Soybeans: Soybeans are surging, and January touched $11.72 1/4 overnight with bulls calling for a test of $12.00. Palm oil prices fell for a third consecutive session Tuesday as exports fell in the first 15 days of November after the recent rally curbed shipments.
WHEAT: Futures are trying to build on Monday’s rally. The CME raised its margin requirements for SRW and HRW futures yesterday by about $100. As expected, the amount of winter wheat crop USDA rates “good” to “excellent” edged a point higher to 46%. But the amount of crop rated in the “poor” to “very poor” categories also climbed a point to 18%. Last year at this time 52% of the crop was rated “good” to “excellent” with 14% falling in the “poor” to “very poor” categories. Snow cover is expected to become widespread in Ukraine and much of Russia by the end of this month. Soil moisture will improve for crop use in the spring, but little improvement in crops will occur before then. Moisture going into the soil might help improve some root and tiller development, but the poor winter crop establishment may not change enough to lower the risk of winterkill.
Cattle: Steady to firm
Hogs: Steady to weak
France has detected a highly pathogenic strain of bird flu in the pet section of a shop in one of Corsica’s main cities, the country’s farm ministry said today. All birds in the shop have been euthanized and France will be put on high-alert status as of Tuesday. All poultry must now be kept indoors or protected by netting going forward. Just another reminder of the potential for disease to disrupt supply and demand.

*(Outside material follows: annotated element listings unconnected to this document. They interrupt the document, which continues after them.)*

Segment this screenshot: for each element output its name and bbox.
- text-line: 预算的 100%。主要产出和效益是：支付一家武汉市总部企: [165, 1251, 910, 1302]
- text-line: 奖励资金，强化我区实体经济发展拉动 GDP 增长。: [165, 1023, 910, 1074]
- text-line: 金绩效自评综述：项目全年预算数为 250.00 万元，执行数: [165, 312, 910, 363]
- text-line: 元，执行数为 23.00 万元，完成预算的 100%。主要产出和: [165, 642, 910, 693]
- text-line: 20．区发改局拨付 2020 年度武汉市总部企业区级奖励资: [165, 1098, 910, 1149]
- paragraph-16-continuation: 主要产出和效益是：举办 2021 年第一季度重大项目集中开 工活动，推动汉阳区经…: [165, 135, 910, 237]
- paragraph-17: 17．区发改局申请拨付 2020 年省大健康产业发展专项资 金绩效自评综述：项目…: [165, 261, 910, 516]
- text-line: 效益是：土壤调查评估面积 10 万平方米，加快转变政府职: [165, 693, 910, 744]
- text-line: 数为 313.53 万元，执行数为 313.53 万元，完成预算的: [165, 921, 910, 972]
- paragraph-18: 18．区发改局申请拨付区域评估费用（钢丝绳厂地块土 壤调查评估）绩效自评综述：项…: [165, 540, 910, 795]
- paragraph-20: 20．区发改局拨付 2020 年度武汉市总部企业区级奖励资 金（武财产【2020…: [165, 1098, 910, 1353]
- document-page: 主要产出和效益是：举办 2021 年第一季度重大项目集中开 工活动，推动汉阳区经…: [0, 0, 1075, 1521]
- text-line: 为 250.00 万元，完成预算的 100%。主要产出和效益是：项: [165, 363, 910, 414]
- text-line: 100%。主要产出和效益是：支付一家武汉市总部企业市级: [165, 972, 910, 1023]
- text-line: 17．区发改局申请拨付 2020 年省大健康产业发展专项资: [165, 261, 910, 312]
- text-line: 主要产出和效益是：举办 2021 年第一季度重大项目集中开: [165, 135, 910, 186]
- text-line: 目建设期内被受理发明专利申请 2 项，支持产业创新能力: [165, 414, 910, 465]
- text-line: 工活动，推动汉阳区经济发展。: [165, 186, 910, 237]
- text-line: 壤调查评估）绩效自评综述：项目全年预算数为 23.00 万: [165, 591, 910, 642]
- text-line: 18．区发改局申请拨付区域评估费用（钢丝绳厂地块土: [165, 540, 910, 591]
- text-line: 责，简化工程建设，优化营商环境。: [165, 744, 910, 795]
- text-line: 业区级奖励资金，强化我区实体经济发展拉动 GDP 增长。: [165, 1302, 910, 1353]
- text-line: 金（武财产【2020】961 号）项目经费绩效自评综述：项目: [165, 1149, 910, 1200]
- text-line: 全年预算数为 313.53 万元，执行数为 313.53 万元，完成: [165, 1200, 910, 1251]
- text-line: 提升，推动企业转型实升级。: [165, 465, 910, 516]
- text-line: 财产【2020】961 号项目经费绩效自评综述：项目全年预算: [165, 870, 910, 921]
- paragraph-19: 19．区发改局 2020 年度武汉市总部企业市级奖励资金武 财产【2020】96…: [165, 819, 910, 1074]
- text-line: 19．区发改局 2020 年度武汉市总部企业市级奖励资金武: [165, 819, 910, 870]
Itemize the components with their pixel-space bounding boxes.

Cattle: Cattle futures seen firm with stronger cash prices expected this week. Cattle traded at an average price of $109.62 last week, which was a $3.29 from the week prior. The front month is around a $1 above last week’s cash action. Feeder cattle saw some choppy action to start the week with corn and wheat prices again working higher. But reports of higher prices at an Oklahoma City feeder cattle auction helped the market to finish in positive territory. Choice and Select boxed beef values climbed 97 cents and $2.89, respectively, to start the week, with a modest 128 loads changing hands.

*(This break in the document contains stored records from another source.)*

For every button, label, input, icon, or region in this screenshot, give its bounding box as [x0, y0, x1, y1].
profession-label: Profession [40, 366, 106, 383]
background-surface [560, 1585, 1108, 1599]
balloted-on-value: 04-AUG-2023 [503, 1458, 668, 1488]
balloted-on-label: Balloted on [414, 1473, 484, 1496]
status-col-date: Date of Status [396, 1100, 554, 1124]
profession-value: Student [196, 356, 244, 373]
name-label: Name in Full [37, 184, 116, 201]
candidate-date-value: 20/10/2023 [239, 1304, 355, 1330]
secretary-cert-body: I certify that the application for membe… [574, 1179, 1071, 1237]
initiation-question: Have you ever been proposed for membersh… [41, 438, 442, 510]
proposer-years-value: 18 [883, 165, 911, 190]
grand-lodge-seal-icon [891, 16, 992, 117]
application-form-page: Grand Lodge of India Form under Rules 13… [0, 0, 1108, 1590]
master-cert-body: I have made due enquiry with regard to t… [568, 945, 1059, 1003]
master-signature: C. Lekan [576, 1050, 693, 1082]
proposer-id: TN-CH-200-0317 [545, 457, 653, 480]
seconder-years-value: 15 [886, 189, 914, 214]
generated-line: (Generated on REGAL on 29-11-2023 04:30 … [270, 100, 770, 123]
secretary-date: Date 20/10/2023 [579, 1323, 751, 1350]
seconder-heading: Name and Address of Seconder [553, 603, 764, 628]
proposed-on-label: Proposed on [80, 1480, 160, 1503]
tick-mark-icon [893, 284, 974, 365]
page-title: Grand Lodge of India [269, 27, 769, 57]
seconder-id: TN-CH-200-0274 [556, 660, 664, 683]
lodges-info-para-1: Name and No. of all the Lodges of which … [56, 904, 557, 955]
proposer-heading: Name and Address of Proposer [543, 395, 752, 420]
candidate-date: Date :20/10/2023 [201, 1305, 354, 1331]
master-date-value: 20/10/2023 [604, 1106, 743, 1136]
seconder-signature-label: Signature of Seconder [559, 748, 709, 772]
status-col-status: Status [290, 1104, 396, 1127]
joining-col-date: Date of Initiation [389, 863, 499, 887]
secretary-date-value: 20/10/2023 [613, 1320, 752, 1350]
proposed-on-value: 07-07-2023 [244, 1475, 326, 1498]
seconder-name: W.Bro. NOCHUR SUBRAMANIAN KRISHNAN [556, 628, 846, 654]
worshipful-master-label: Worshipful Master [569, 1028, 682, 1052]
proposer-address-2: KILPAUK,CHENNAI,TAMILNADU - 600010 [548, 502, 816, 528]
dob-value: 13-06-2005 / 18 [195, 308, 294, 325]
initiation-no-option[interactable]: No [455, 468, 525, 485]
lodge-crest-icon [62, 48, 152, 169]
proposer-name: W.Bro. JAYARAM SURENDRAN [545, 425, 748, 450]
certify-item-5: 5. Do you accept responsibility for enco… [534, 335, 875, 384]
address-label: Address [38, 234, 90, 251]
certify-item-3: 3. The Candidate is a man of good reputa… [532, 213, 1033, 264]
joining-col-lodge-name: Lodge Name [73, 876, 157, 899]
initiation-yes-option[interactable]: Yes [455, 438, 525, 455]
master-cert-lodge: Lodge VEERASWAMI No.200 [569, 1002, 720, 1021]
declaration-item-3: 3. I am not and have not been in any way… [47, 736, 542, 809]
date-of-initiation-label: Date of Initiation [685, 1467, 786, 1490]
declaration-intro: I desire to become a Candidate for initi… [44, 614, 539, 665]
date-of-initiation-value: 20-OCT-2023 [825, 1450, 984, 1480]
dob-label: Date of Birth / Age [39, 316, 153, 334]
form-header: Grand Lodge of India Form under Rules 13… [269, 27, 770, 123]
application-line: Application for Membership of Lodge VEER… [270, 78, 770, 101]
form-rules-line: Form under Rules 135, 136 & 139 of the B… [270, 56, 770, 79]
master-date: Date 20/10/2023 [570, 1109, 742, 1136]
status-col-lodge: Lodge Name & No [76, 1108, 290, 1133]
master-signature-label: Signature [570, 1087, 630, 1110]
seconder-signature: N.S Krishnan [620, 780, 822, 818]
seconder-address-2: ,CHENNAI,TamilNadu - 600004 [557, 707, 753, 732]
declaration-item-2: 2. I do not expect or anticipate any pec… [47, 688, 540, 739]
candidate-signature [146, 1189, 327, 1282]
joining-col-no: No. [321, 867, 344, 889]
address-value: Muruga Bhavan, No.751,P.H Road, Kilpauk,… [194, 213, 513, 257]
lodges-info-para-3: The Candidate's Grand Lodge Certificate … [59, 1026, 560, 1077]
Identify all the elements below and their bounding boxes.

Hogs: Packer profit margins have slipped nearly $8 over the past week, but at $28.75 a head, there is still plenty of incentive for packers to keep lines full. That is an easy task with market-ready supplies rising. Cash hog bids were 45 cent lower on Monday, but the pork cutout value rose $1.01, with a solid 346.67 loads changing hands. It will be important to see futures catch a bid this week and halt the recent drop as charts have turned negative.